1) When I click the "list" button at the top next to the essay name, it shows
me the same list that is on the left side of the screen. Why? Is there
something I can do there that I can't do somewhere else?

2) Why make your auth twitter? I see no value in tying it to twitter unless
you are expecting people to tweet all their annotations, which seems unlikely.

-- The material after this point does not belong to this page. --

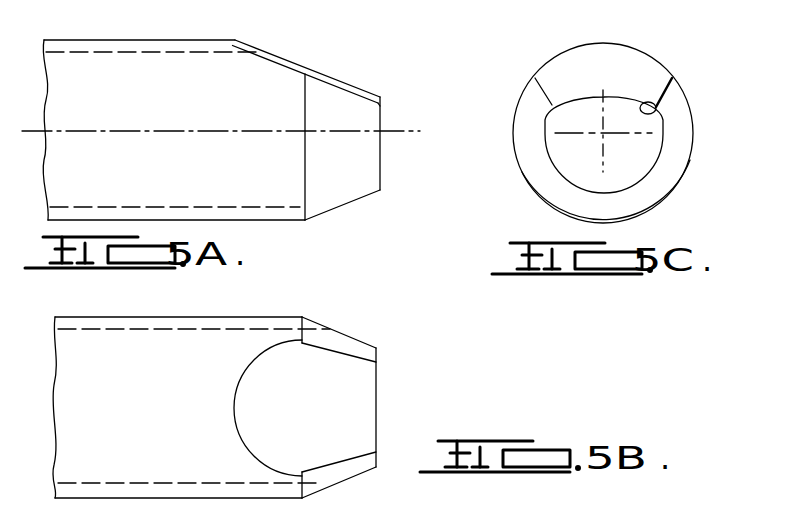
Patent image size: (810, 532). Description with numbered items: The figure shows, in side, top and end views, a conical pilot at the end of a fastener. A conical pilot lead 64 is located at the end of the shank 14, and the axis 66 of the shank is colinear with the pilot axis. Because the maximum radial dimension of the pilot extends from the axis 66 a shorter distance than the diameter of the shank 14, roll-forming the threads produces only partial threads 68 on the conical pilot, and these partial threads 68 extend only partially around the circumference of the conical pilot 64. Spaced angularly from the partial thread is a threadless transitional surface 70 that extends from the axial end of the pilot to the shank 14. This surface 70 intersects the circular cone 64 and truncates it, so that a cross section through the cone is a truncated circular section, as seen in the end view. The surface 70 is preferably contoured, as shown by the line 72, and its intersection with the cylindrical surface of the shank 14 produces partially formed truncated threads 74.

3) There's a ton of unused white space on the right, which makes the app feel
unbalanced.

4) The site is not very mobile friendly -- not a knock against you, but since
it looks like you are already doing responsive css, I thought the mobile site
would be much tighter.

5) Whoa, why are there dozens of media queries in there -- are you really
changing things every 10px?

------
goetz
Looks cool! I'd like PG annotations to be integrated as annotations from
users, so you can read them and follow your reading easily (his comments can
be huge but quite informative).

------
gmu3
After you click on a comment, I found closing the comment pane less simple
than it could be. The x to close it is fairly small and hidden, and I think it
would be nice if clicking on the comment bubble again just toggled it away
and/or clicking on the text still visible on the left slid the comments away.

------
bensw
Seems quite similar to rapgenius

------
6thSigma
Looks very nice.

I think allowing the article list to hide would make the app feel more
balanced. Right now the main part of your app takes up a very small real
estate on my screen.

Good luck on getting into YC!

------
vyrotek
Is there a way to create a link directly to a specific annotation? I was
looking for a quick way to share a quote/annotation with someone. I'm not
interested in using or signing in with Twitter.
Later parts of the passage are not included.